Anderson spurred away, and Forrest rode to find Pegram. Between them they got Davidson’s men into some kind of order and held a line till Dibrell’s brigade arrived to support them. By the hardest, the right flank had not yet been turned. Forrest could see just that much as the morning mist began to lift from the struggling lines of battle.
“Dibrell—that’s all you brung me?” Forrest said to Anderson. “I sent for Armstrong’s whole division.”
“General Polk cannot send more because General Bragg—”
“Damnfool General Bragg wants to fight ’m where they was yestiddy! Don’t he know they’re all up here right now?” Forrest, who had turned his customary fired-brick color during the morning’s action, tore off his hat and made to fling it. When Highlander bridled, Forrest smoothed his hat brim over the horse’s mane. “Hit’s more than one division coming in us right here—” He caught sight of John Morton and subsided slightly, put on his hat and rode over to meet him.
“Good thing at least you got here, John. Now get your puppies up to the front and give the damyankees something to think about.”
Forrest fought his men dismounted, side by side with the infantry. They knew how to use cover and were marksmen enough to make their shots tell. Pushed to the front, Morton’s Bull Pups spat grapeshot to discourage the Federal advance for a time. But the weight of numbers was overbearing.
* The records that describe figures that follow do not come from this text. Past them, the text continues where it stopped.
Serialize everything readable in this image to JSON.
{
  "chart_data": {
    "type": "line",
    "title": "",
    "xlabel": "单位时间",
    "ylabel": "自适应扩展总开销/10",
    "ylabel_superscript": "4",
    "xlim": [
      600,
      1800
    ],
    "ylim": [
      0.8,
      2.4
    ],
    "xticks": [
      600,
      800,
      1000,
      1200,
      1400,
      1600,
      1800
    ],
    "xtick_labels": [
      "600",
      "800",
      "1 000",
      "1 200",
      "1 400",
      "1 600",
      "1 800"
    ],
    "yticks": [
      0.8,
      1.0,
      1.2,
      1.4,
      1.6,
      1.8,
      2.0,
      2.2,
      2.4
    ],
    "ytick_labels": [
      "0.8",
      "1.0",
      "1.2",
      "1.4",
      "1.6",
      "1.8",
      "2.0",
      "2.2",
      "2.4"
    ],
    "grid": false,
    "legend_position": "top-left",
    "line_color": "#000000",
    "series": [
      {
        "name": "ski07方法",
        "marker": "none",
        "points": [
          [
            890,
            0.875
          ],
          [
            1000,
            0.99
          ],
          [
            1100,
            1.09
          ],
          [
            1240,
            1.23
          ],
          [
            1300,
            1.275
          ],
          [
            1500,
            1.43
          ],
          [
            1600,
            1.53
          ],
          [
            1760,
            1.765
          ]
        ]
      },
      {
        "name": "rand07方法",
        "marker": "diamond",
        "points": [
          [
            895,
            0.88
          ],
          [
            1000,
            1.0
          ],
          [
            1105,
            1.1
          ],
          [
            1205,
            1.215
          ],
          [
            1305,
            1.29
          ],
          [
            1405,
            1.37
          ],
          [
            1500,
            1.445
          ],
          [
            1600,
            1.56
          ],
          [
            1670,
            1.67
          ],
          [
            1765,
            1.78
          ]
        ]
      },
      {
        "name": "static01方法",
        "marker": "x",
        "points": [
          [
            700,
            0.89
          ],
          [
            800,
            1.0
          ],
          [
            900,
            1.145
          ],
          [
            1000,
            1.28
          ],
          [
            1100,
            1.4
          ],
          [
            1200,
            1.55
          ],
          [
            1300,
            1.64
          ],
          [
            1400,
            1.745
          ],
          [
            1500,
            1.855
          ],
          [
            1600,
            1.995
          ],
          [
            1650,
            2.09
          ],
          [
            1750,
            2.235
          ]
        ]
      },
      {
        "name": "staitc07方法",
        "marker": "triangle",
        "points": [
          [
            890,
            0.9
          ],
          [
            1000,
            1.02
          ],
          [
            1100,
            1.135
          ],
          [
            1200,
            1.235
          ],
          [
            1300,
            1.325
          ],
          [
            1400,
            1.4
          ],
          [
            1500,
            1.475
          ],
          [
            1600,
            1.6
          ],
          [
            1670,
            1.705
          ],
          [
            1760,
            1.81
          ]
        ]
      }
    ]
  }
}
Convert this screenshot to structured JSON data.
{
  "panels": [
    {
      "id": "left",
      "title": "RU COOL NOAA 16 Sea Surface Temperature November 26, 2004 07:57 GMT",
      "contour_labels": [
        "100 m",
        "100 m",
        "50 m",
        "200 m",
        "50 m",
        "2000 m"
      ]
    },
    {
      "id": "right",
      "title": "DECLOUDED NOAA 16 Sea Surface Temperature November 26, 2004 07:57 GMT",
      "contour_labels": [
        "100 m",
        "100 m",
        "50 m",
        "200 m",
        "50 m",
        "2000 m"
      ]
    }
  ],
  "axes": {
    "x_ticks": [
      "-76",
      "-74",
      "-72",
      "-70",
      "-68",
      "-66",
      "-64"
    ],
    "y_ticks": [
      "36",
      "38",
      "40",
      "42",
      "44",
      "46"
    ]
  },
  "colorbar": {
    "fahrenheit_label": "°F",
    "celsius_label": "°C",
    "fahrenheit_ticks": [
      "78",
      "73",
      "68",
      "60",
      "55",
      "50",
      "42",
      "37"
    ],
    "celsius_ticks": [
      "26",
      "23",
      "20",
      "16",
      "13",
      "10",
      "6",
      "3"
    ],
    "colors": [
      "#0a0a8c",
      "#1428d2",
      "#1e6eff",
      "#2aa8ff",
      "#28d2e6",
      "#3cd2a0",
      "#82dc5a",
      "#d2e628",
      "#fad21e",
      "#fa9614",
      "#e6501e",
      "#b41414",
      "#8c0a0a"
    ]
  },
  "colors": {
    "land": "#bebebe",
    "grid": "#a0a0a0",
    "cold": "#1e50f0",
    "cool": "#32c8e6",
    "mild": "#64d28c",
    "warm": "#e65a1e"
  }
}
Mistrusting any messenger, Forrest rode for reinforcement himself, and came back shortly with Walker’s brigade to throw into the line.
He’d ordered Pegram to hold his position at whatever cost, and while Forrest was off hunting Walker, Pegram had lost fully a quarter of his men. The Federal tide ebbed for a little when Walker’s brigade slammed into the position. Then it began to rise again.
“Where in the hell do they keep coming from?” Forrest howled at the smoke-blocked sky. “They’re going to run us right into the creek, next thing.”
He sent for General Ector’s brigade and put it in to fill a gap between a line of his dismounted horsemen and another of regular infantry. The fog had long lifted but was now replaced by swirls of gunpowder smoke and the dust the boots and hooves swirled up. Forrest rode to the left, peering into the murk. One of Ector’s aides overtook him as he paused behind John Morton’s battery.
“Sir! General Ector sends me to say he is uneasy about his right flank.”
“He don’t need to worry,” Forrest said, without turning. “Go tell him I’ll look after it.”
The Lafayette road ran parallel to the creek, and Forrest rode up it away to see what chance there might be of turning the Yankee left. All he saw was more and more Federal reserves piling up behind the fighting lines. They kept coming like ants toward a spill of molasses. As he returned to Morton’s battery, the same aide rode up to him again.
“General Ector is concerned for his left flank, sir—”
“Go tell General Ector I am by God here and will see to his left and his right flank both,” Forrest snapped. As the aide rushed away, he brushed at his duster—white that morning, it was now covered with a silt of burnt powder, blood spray and dust. Automatically he cleaned his palm on the sweating hide of Highlander’s shoulder. John Morton was shouting for more ammunition; at that moment Benjamin and Matthew rolled up with a caisson and jumped down to unload it.